Anyhow, after I saw that and felt a love all through my entire soul and body that not even a Sunday mornin’ on Lake Stangley sittin’ on a cooler filled with largemouth can sniff, I had a little time to reflect,” Bell said, with tears in his eyes.

“And I thought about Donnie Chuggs and Ronnie Chuggs. Ashley Holt and his Grave Digger tattoo and his resiliency after that boar took him out at Root Creek. And I thought of Nacho Davis and his sister Dawn’Tonya, and even Bartrez. And I thought about how much I loved watchin’ Reptile Henderson throw a magnificent 45-yard post, even though he just got called for three straight unsportsmanlike penalties that backed us up to a 4th-down and 50. I thought about all those other teams with players that wish they were as cool as ours, and I just couldn’t help but feel grateful that I even got to know our boys and their coaches and their mamas at all.

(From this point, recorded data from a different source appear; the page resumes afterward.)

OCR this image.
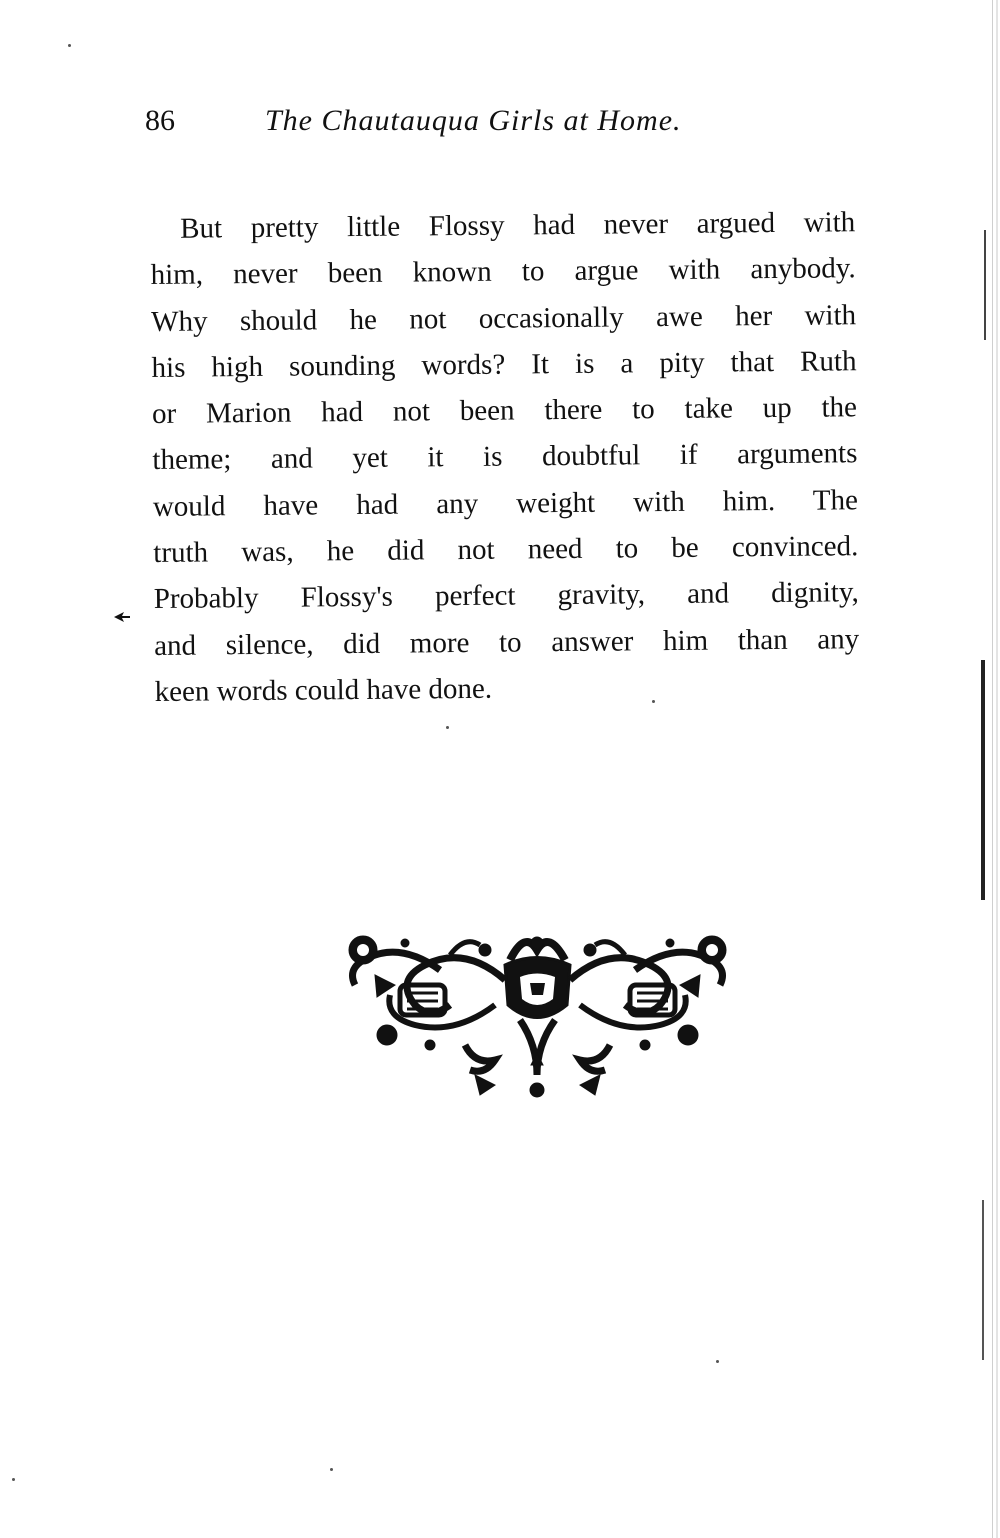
86	The Chautauqua Girls at Home.
But pretty little Flossy had never argued with
him, never been known to argue with anybody.
Why should he not occasionally awe her with
his high sounding words? It is a pity that Ruth
or Marion had not been there to take up the
theme; and yet it is doubtful if arguments
would have had any weight with him. The
truth was, he did not need to be convinced.
Probably Flossy's perfect gravity, and dignity,
and silence, did more to answer him than any
keen words could have done.
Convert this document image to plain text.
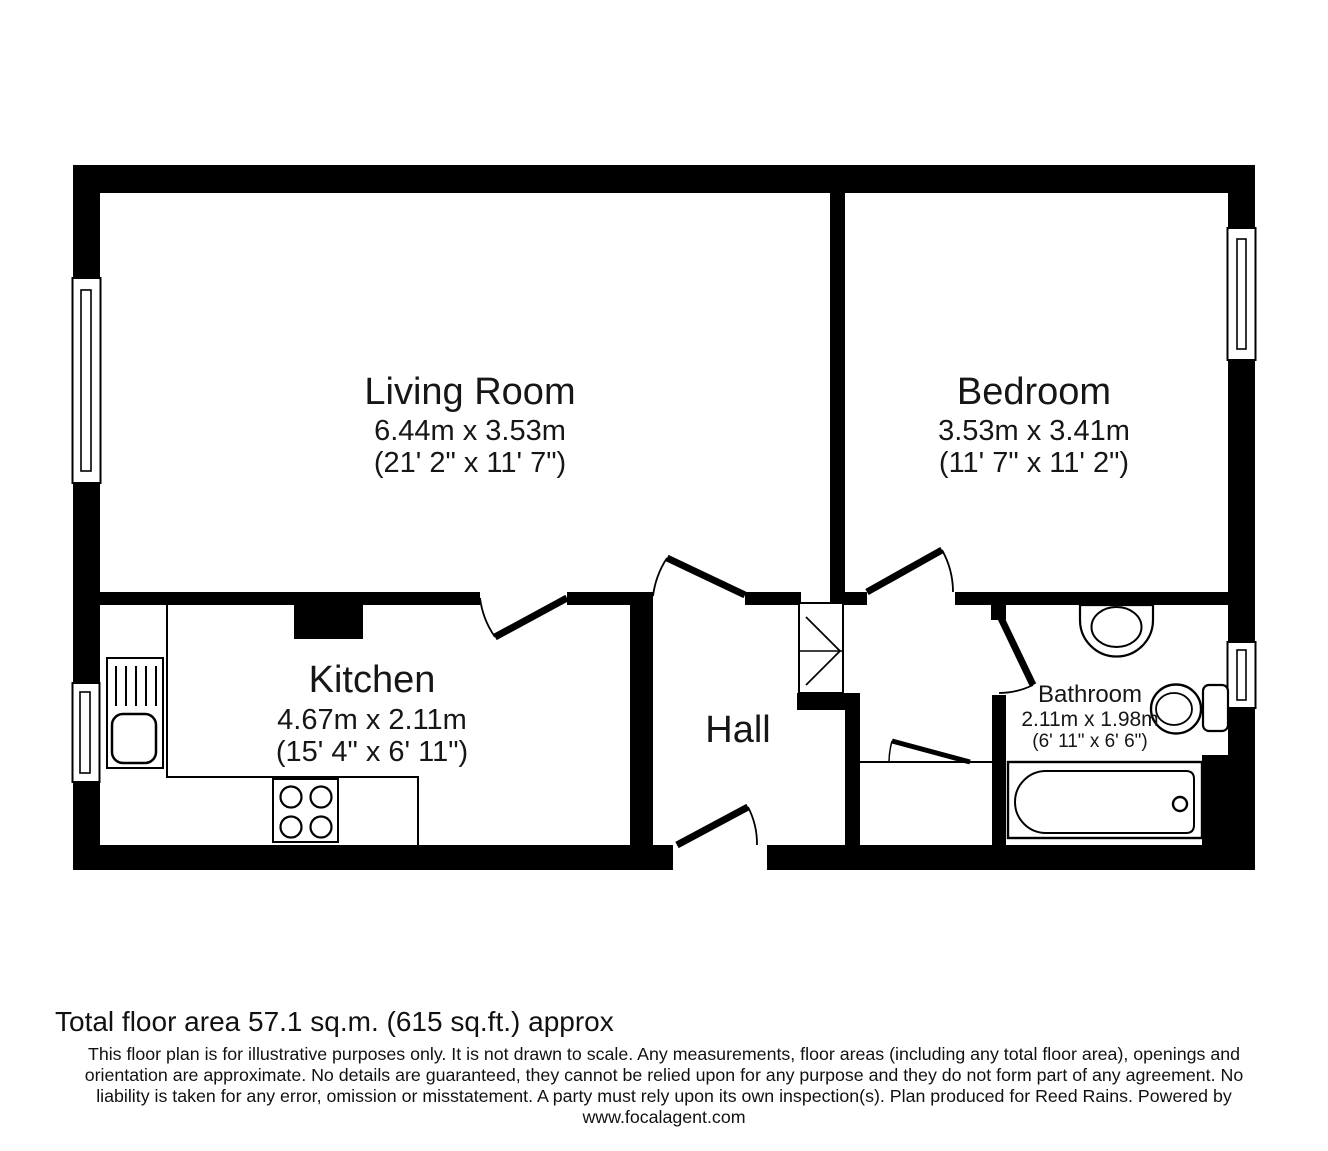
Living Room
6.44m x 3.53m
(21' 2" x 11' 7")
Bedroom
3.53m x 3.41m
(11' 7" x 11' 2")
Kitchen
4.67m x 2.11m
(15' 4" x 6' 11")
Hall
Bathroom
2.11m x 1.98m
(6' 11" x 6' 6")
Total floor area 57.1 sq.m. (615 sq.ft.) approx
This floor plan is for illustrative purposes only. It is not drawn to scale. Any measurements, floor areas (including any total floor area), openings and
orientation are approximate. No details are guaranteed, they cannot be relied upon for any purpose and they do not form part of any agreement. No
liability is taken for any error, omission or misstatement. A party must rely upon its own inspection(s). Plan produced for Reed Rains. Powered by
www.focalagent.com
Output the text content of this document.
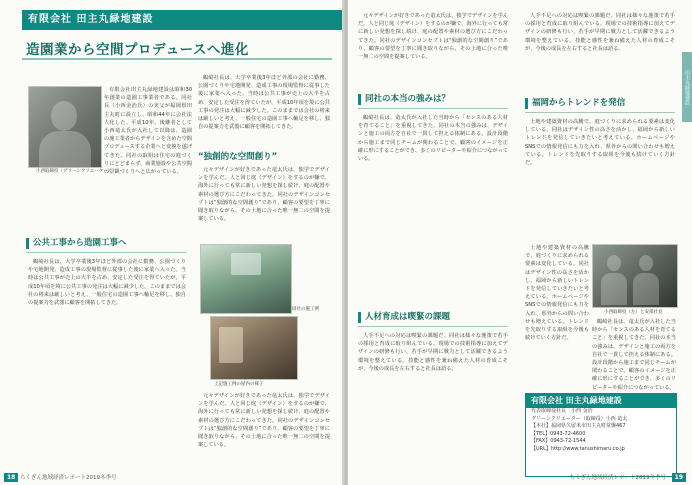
有限会社 田主丸緑地建設
造園業から空間プロデュースへ進化
小西取締役（グリーンクリエーター）

有限会社田主丸緑地建設は昭和30年創業の造園工事業者である。同社長（小西金治氏）の実父が福岡県田主丸町に設立し、昭和44年に会社法人化した。平成10年、後継者として小西竜太氏が入社して以降は、造園の施工業者からデザインを含めた空間プロデュースする企業へと変貌を遂げてきた。同社の取組は住宅の庭づくりにとどまらず、商業施設や公共空間の景観づくりへと広がっている。

公共工事から造園工事へ

鶴崎社長は、大学卒業後3年ほど外部の会社に勤務、公園づくりや宅地開発、造成工事の現場監督に従事した後に家業へ入った。当時は公共工事が売上の大半を占め、安定した受注を得ていたが、平成10年頃を境に公共工事の発注は大幅に減少した。このままでは会社の将来は厳しいと考え、一般住宅の造園工事へ軸足を移し、独自の提案力を武器に顧客を開拓してきた。

鶴崎社長は、大学卒業後3年ほど外部の会社に勤務、公園づくりや宅地開発、造成工事の現場監督に従事した後に家業へ入った。当時は公共工事が売上の大半を占め、安定した受注を得ていたが、平成10年頃を境に公共工事の発注は大幅に減少した。このままでは会社の将来は厳しいと考え、一般住宅の造園工事へ軸足を移し、独自の提案力を武器に顧客を開拓してきた。

“独創的な空間創り”

元々デザインが好きであった竜太氏は、独学でデザインを学んだ。人と同じ庭（デザイン）をするのが嫌で、海外に行っても常に新しい発想を探し続け、庭の配置や素材の選び方にこだわってきた。同社のデザインコンセプトは“独創的な空間創り”であり、顧客の要望を丁寧に聞き取りながら、その土地に合った唯一無二の空間を提案している。

同社の施工例
上記施工例の屋内の様子

元々デザインが好きであった竜太氏は、独学でデザインを学んだ。人と同じ庭（デザイン）をするのが嫌で、海外に行っても常に新しい発想を探し続け、庭の配置や素材の選び方にこだわってきた。同社のデザインコンセプトは“独創的な空間創り”であり、顧客の要望を丁寧に聞き取りながら、その土地に合った唯一無二の空間を提案している。

18 ちくぎん地域経済レポート2019冬季号

元々デザインが好きであった竜太氏は、独学でデザインを学んだ。人と同じ庭（デザイン）をするのが嫌で、海外に行っても常に新しい発想を探し続け、庭の配置や素材の選び方にこだわってきた。同社のデザインコンセプトは“独創的な空間創り”であり、顧客の要望を丁寧に聞き取りながら、その土地に合った唯一無二の空間を提案している。

同社の本当の強みは？

鶴崎社長は、竜太氏が入社した当時から「センスのある人材を育てること」を重視してきた。同社の本当の強みは、デザインと施工の両方を自社で一貫して担える体制にある。設計段階から施工まで同じチームが関わることで、顧客のイメージを正確に形にすることができ、多くのリピーターや紹介につながっている。

人材育成は喫緊の課題

人手不足への対応は喫緊の課題だ。同社は様々な施策で若手の採用と育成に取り組んでいる。現場での技術指導に加えてデザインの研修も行い、若手が早期に戦力として活躍できるよう環境を整えている。技能と感性を兼ね備えた人材の育成こそが、今後の成長を左右すると社長は語る。

人手不足への対応は喫緊の課題だ。同社は様々な施策で若手の採用と育成に取り組んでいる。現場での技術指導に加えてデザインの研修も行い、若手が早期に戦力として活躍できるよう環境を整えている。技能と感性を兼ね備えた人材の育成こそが、今後の成長を左右すると社長は語る。

福岡からトレンドを発信

土地や建築資材の高騰で、庭づくりに求められる要素は変化している。同社はデザイン性の高さを活かし、福岡から新しいトレンドを発信していきたいと考えている。ホームページやSNSでの情報発信にも力を入れ、県外からの問い合わせも増えている。トレンドを先取りする取組を今後も続けていく方針だ。

土地や建築資材の高騰で、庭づくりに求められる要素は変化している。同社はデザイン性の高さを活かし、福岡から新しいトレンドを発信していきたいと考えている。ホームページやSNSでの情報発信にも力を入れ、県外からの問い合わせも増えている。トレンドを先取りする取組を今後も続けていく方針だ。

小西取締役（左）と安部社長

鶴崎社長は、竜太氏が入社した当時から「センスのある人材を育てること」を重視してきた。同社の本当の強みは、デザインと施工の両方を自社で一貫して担える体制にある。設計段階から施工まで同じチームが関わることで、顧客のイメージを正確に形にすることができ、多くのリピーターや紹介につながっている。

有限会社 田主丸緑地建設
代表取締役社長　小西 金治
グリーンクリエーター（取締役）小西 竜太
【本社】福岡県久留米市田主丸町常盤467
【TEL】0943-72-4600
【FAX】0943-72-1544
【URL】http://www.tanushimaru.co.jp
田主丸緑地建設
ちくぎん地域経済レポート2019冬季号	19
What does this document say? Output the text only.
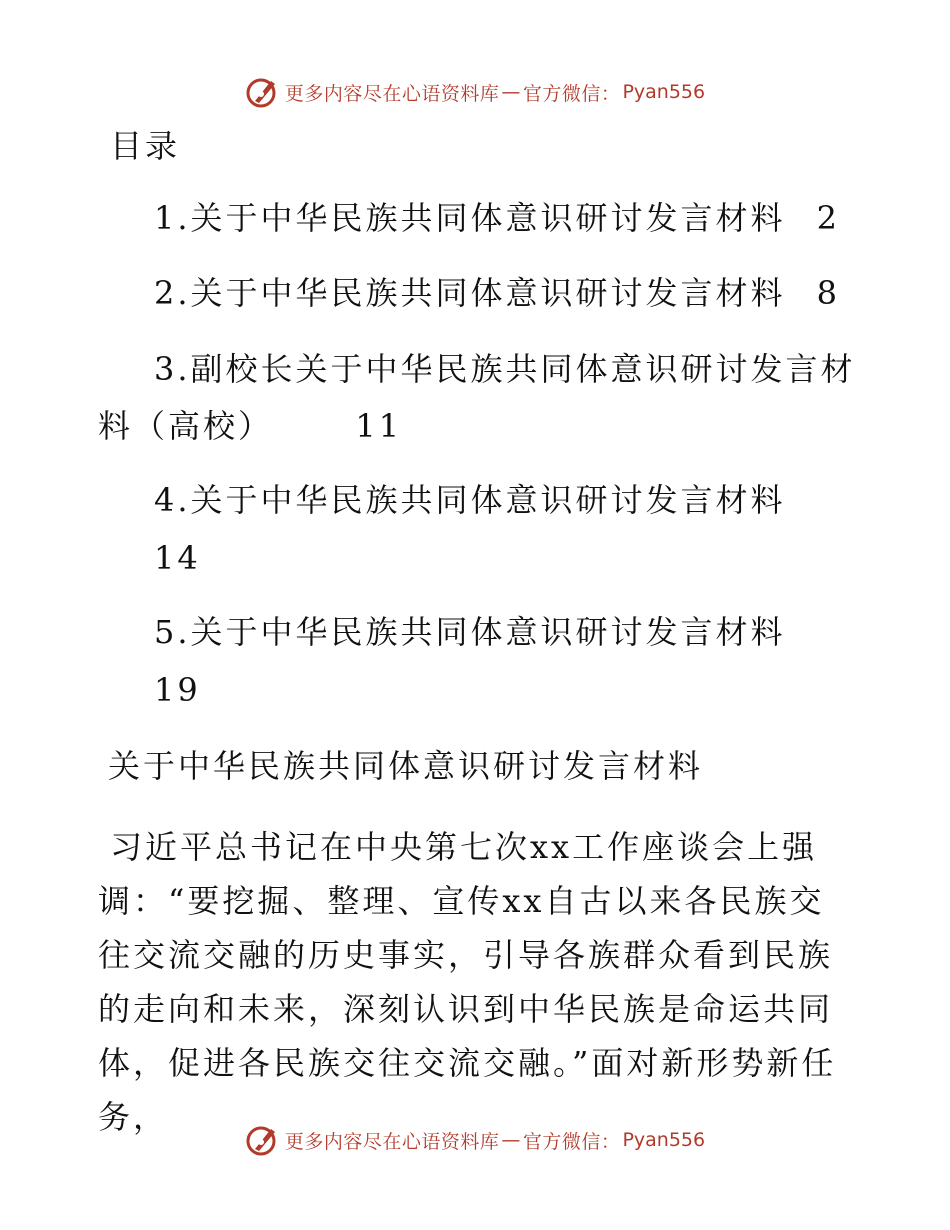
更多内容尽在心语资料库 — 官方微信： Pyan556
目录
1.关于中华民族共同体意识研讨发言材料 2
2.关于中华民族共同体意识研讨发言材料 8
3.副校长关于中华民族共同体意识研讨发言材
料（高校）	11
4.关于中华民族共同体意识研讨发言材料
14
5.关于中华民族共同体意识研讨发言材料
19
关于中华民族共同体意识研讨发言材料

习近平总书记在中央第七次xx工作座谈会上强调：“要挖掘、整理、宣传xx自古以来各民族交往交流交融的历史事实，引导各族群众看到民族的走向和未来，深刻认识到中华民族是命运共同体，促进各民族交往交流交融。”面对新形势新任务，

更多内容尽在心语资料库 — 官方微信： Pyan556
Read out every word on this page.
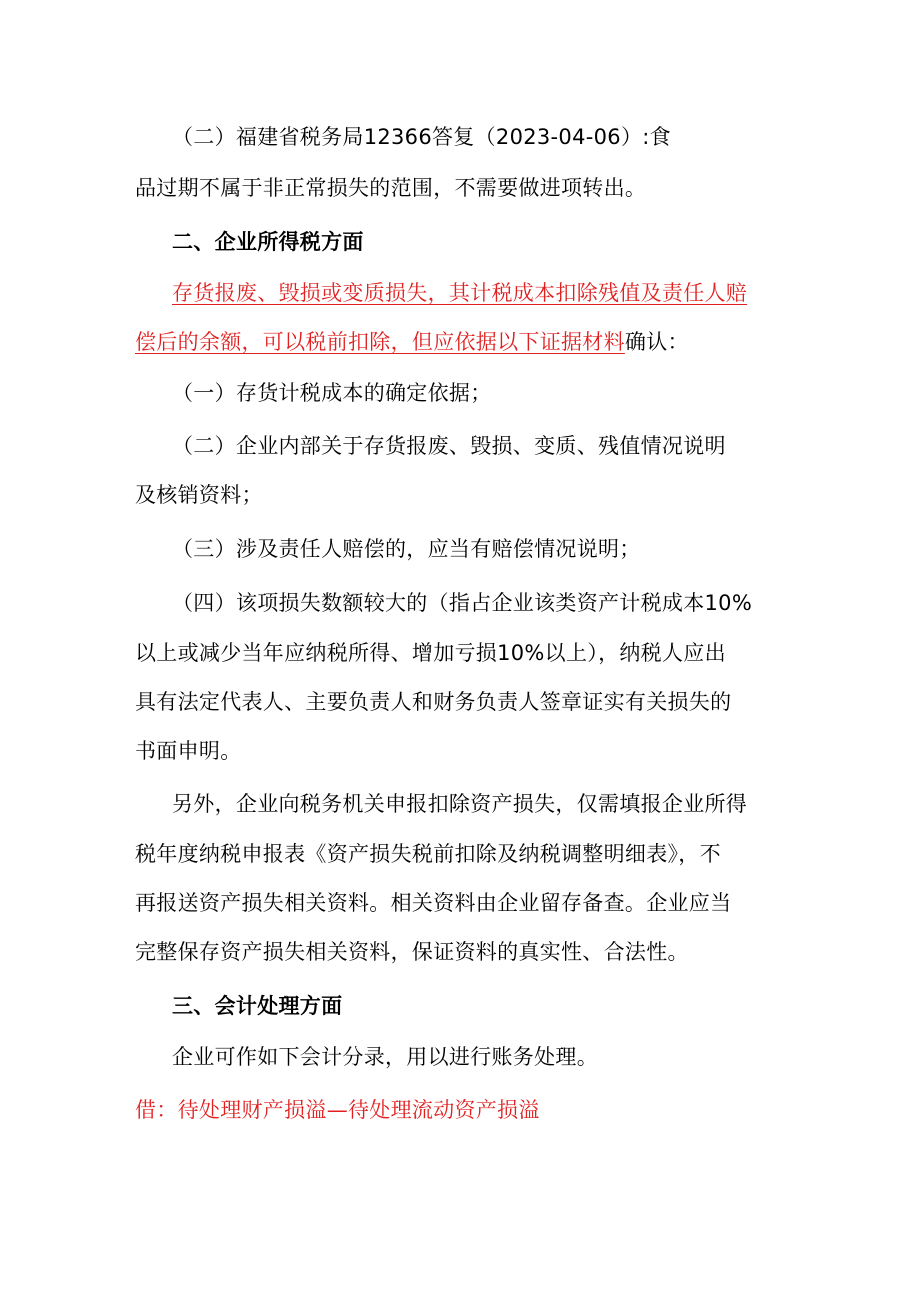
（二）福建省税务局12366答复（2023-04-06）:食
品过期不属于非正常损失的范围，不需要做进项转出。
二、企业所得税方面
存货报废、毁损或变质损失，其计税成本扣除残值及责任人赔
偿后的余额，可以税前扣除，但应依据以下证据材料确认：
（一）存货计税成本的确定依据；
（二）企业内部关于存货报废、毁损、变质、残值情况说明
及核销资料；
（三）涉及责任人赔偿的，应当有赔偿情况说明；
（四）该项损失数额较大的（指占企业该类资产计税成本10%
以上或减少当年应纳税所得、增加亏损10%以上），纳税人应出
具有法定代表人、主要负责人和财务负责人签章证实有关损失的
书面申明。
另外，企业向税务机关申报扣除资产损失，仅需填报企业所得
税年度纳税申报表《资产损失税前扣除及纳税调整明细表》，不
再报送资产损失相关资料。相关资料由企业留存备查。企业应当
完整保存资产损失相关资料，保证资料的真实性、合法性。
三、会计处理方面
企业可作如下会计分录，用以进行账务处理。
借：待处理财产损溢—待处理流动资产损溢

It’s somethin’ special, it truly is. And even though I still hate Briarton because they’re dirty cheats – and I’m prayin’ for em, I am.

I guess one way to put it is high school games and teams and towns still feel like magic and college and pro are startin’ to feel too much like a science.

And as long as I’m here playin’ this overtime game of life, I’m gonna try as hard as I can to make sure other people realize how special this one magical little part of our time on earth really is.

And if you got a little part of earth, or a big part of earth on your property givin’ you trouble, be sure to dial up One Nation Excavation. If you don’t dig em, their first dig’s free.”